The 'Neolithic' in East Asia goes further back than just to 'rice farmers' though. But O3a2c looks very likely to have first expanded with rice farming. But the same may hold for O3a2 as a whole, and even for O3a1. O2's expansion is almost certainly pre-rice, but O1's may be associated with the expansion of rice through South China and SE Asia. and I do concede that the split between O1, O2 and O3, predates the Neolithic. twenty-seven thousand years is the date given in another recent paper on the subject.

princenuadha said...

If DE and E (?) came from Eurasia, then how come Africans don't have neandertal?

Do you think E entered Africa before the proto eurasians mixed with neandertal?

Dienekes said...

"Haplogroup DE is group of "southern" Out-of-Arabians heading east (D) or west (E); "

terryt said...

"Haplogroup DE is group of 'southern' Out-of-Arabians heading east (D) or west (E)"

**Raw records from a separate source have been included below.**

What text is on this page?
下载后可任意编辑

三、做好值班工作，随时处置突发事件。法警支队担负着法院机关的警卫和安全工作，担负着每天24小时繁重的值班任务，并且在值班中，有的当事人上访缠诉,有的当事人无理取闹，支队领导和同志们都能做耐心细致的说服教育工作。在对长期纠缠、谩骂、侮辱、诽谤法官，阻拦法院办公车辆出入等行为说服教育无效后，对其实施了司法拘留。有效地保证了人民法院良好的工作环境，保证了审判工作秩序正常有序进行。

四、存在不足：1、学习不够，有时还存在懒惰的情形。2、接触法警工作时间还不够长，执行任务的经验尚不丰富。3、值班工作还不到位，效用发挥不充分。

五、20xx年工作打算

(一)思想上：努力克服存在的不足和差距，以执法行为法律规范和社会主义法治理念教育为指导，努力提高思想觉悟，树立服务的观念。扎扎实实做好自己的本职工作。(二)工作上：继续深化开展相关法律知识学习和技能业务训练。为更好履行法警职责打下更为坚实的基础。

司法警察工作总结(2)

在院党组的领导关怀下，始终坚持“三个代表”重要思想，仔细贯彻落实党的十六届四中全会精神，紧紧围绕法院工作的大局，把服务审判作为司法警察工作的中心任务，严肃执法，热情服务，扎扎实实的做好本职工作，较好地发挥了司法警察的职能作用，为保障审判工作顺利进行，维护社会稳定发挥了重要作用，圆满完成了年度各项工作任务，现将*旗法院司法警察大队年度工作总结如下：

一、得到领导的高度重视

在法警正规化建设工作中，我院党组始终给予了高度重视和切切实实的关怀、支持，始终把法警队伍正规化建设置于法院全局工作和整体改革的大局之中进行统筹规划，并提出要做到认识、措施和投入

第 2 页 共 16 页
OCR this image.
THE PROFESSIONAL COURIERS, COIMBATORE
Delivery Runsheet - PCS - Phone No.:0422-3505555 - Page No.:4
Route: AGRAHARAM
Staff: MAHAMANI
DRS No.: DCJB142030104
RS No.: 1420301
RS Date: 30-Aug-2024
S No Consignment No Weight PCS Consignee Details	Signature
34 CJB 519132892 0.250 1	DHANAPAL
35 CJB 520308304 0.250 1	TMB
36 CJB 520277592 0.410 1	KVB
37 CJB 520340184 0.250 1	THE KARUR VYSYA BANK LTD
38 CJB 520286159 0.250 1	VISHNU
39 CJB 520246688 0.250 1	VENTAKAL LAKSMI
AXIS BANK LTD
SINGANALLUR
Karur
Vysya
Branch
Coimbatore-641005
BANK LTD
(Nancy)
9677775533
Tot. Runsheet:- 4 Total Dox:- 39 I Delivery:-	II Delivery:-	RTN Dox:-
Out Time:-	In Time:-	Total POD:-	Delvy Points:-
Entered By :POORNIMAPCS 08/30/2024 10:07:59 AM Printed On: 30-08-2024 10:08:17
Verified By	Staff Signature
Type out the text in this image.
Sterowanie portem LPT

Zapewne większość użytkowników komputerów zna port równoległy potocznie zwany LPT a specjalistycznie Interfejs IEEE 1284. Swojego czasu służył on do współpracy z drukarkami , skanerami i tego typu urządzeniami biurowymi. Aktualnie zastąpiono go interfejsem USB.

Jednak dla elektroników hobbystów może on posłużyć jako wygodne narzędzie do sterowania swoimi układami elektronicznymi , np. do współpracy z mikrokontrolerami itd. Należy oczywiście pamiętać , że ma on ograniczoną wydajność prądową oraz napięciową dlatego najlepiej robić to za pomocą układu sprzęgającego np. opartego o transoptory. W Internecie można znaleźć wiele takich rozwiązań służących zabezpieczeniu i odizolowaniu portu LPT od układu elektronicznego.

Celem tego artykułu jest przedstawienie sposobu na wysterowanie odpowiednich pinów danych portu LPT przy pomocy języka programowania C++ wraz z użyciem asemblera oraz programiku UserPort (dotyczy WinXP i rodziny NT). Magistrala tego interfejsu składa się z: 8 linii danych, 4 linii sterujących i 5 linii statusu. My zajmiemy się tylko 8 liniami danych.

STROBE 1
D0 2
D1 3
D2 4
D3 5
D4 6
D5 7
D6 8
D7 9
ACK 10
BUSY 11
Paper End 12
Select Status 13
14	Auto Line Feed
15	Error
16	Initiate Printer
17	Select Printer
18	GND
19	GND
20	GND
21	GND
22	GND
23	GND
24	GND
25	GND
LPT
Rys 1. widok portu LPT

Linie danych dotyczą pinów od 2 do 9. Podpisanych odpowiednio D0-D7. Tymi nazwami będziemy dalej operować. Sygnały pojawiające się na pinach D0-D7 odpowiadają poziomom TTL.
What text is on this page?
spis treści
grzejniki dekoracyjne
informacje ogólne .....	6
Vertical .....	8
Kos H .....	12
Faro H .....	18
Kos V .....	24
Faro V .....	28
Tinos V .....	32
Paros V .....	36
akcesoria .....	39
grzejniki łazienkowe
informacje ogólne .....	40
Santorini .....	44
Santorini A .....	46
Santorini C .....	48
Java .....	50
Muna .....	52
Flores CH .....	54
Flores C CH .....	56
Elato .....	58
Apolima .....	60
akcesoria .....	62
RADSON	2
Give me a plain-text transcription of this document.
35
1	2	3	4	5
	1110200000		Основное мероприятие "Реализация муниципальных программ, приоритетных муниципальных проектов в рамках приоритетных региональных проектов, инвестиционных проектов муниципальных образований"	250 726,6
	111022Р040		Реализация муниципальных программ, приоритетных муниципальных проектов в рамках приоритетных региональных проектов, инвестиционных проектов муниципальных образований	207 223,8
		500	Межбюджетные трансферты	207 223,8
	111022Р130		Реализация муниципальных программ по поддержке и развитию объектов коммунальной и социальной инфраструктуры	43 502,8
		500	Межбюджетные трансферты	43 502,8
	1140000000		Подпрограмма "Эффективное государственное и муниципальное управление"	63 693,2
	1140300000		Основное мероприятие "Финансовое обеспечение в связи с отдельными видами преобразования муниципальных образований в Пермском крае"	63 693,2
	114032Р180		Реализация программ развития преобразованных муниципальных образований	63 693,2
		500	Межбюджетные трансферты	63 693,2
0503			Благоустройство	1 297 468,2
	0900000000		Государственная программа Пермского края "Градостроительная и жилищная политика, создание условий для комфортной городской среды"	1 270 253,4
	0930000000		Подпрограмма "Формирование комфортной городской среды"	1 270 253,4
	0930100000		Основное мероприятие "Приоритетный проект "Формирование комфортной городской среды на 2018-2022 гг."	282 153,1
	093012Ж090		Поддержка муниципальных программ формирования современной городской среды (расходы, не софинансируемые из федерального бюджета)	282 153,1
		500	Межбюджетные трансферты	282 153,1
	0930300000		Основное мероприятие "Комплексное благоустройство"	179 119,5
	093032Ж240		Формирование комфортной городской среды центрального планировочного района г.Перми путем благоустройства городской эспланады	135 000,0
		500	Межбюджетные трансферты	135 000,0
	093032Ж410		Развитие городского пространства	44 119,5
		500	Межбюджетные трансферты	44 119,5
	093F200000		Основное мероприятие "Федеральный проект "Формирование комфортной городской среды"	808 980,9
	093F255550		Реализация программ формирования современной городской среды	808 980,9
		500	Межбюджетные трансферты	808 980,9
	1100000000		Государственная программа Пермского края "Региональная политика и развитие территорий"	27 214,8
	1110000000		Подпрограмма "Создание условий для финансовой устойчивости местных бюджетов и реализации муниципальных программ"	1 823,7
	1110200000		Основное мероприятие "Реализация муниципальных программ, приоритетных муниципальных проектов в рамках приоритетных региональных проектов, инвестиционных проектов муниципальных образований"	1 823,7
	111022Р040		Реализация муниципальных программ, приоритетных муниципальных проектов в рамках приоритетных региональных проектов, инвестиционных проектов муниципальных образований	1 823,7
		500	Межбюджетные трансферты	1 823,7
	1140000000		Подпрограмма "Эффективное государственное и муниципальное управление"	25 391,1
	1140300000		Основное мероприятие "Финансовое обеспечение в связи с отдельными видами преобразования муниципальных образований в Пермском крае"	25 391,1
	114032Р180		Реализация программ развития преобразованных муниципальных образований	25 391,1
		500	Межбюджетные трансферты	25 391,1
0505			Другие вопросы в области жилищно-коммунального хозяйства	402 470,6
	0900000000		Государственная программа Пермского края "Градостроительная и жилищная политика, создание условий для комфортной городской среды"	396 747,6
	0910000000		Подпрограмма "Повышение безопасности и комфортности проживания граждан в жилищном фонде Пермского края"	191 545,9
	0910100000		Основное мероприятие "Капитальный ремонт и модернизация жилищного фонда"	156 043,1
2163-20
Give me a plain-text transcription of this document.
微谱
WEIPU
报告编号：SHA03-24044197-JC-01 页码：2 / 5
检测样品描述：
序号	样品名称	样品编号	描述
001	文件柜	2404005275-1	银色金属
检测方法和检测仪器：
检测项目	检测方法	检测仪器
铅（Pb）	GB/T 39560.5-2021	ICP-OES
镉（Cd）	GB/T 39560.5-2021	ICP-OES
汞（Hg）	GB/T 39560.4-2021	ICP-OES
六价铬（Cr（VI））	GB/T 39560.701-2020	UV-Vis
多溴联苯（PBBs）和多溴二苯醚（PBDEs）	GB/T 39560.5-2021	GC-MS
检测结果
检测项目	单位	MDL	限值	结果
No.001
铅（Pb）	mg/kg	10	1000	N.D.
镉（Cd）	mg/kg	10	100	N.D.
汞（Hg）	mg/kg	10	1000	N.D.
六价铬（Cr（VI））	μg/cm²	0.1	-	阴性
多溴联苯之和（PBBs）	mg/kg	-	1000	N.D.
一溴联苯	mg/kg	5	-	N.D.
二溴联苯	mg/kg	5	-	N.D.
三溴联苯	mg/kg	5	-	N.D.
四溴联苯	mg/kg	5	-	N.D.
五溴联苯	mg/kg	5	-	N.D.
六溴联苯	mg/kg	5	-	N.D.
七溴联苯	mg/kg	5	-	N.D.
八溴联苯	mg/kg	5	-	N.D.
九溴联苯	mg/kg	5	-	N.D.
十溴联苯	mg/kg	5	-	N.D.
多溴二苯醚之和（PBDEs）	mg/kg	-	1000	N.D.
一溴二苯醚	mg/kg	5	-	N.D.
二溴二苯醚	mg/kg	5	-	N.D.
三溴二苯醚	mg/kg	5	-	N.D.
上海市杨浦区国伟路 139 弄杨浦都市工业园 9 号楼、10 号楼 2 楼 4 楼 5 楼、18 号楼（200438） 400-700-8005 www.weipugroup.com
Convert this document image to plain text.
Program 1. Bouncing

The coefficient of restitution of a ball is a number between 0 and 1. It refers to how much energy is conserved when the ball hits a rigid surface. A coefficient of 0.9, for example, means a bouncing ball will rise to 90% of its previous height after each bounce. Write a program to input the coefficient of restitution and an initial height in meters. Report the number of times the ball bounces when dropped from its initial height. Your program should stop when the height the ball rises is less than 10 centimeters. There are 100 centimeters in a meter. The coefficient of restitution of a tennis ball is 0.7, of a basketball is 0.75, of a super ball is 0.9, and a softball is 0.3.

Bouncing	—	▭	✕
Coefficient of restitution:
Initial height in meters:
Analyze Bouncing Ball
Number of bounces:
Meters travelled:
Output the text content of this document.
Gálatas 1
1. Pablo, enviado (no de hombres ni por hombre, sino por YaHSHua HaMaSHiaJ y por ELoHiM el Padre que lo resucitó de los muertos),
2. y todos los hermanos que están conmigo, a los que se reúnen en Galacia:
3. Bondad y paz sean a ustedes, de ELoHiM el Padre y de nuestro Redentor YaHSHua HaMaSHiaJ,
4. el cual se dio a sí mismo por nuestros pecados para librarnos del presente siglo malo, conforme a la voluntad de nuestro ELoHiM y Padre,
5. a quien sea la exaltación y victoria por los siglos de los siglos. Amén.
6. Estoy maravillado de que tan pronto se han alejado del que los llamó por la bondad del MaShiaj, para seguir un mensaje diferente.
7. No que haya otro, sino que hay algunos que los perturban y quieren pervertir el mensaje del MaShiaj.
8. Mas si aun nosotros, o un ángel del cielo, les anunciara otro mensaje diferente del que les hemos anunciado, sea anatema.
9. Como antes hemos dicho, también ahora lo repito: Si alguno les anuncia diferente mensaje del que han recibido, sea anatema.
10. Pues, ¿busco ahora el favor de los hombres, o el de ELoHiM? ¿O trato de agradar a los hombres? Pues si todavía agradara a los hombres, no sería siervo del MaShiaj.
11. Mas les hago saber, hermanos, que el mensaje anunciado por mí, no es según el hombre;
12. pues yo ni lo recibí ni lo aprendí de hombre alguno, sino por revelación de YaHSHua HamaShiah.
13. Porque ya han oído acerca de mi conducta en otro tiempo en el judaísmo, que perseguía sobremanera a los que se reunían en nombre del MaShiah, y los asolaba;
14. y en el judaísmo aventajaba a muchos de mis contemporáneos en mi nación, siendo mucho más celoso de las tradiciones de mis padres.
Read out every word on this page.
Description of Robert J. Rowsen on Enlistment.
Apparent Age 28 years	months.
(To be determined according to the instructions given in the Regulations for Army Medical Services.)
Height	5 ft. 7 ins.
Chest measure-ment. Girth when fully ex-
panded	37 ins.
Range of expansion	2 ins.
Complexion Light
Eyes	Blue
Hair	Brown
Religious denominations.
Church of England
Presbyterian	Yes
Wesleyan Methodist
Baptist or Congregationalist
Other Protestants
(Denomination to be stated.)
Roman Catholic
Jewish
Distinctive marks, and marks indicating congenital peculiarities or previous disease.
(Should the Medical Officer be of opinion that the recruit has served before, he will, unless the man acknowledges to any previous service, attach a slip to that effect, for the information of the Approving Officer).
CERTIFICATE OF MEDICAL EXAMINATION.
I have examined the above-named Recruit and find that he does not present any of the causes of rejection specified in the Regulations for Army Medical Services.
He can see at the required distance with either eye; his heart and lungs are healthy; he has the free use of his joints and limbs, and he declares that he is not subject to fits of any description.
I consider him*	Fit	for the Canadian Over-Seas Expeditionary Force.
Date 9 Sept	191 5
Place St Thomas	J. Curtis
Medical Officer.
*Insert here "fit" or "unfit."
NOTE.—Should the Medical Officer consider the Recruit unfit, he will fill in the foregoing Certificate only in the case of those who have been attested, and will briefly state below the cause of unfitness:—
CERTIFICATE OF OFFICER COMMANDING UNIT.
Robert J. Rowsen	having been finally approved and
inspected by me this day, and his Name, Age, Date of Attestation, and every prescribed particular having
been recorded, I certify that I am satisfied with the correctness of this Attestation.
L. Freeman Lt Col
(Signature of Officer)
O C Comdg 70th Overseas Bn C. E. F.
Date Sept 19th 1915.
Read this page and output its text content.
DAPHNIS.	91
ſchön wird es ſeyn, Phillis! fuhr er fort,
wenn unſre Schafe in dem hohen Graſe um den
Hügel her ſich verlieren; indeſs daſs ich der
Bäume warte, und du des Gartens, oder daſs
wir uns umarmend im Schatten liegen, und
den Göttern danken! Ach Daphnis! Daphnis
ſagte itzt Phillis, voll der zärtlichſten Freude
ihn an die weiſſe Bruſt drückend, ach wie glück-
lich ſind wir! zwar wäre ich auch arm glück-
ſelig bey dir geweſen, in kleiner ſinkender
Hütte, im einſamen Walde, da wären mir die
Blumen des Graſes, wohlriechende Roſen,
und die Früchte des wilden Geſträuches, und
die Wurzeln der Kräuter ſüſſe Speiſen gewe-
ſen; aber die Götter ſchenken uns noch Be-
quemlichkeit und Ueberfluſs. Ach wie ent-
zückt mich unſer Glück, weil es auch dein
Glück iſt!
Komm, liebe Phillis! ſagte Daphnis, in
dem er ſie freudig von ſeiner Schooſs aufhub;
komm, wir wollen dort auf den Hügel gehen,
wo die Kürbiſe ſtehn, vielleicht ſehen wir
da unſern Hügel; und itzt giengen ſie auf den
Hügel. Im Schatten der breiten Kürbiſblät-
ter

But it is difficult to make a case for D having moved east through South Asia. Many Y-DNA haplogroups survive in South Asia (both C-derived and F-derived) but the D haplogroups found there today (D1) obviously came from further east. It is unlikely that a single Y-DNA haplogroup would be the only one to suffer such extreme extinction through the expansion of later Y-DNAs.

James Dow Allen said...

Has not Otzi the Snowman had his complete Y-chromosome sequenced? Since his age is known, wouldn't comparison with modern G2a's allow the mutation rate to be read directly?

I was delighted to read the Francalacci paper, though I agree with you that "whether the current Sardinian population is descended from that initial expansion or from a later successful founder remains to be seen."

James Dow Allen said...

Prof. Francalacci pointed me to pages 7 and 24 of his paper's Supplement which addresses the matter of Otzi. He mentions difficulty reading the ancient sample, but concludes it to be consistent with his chronology.

Despite the reading difficulty, one can imagine an extrapolation to derive a mutation rate by comparison, but the paper makes no mention of such.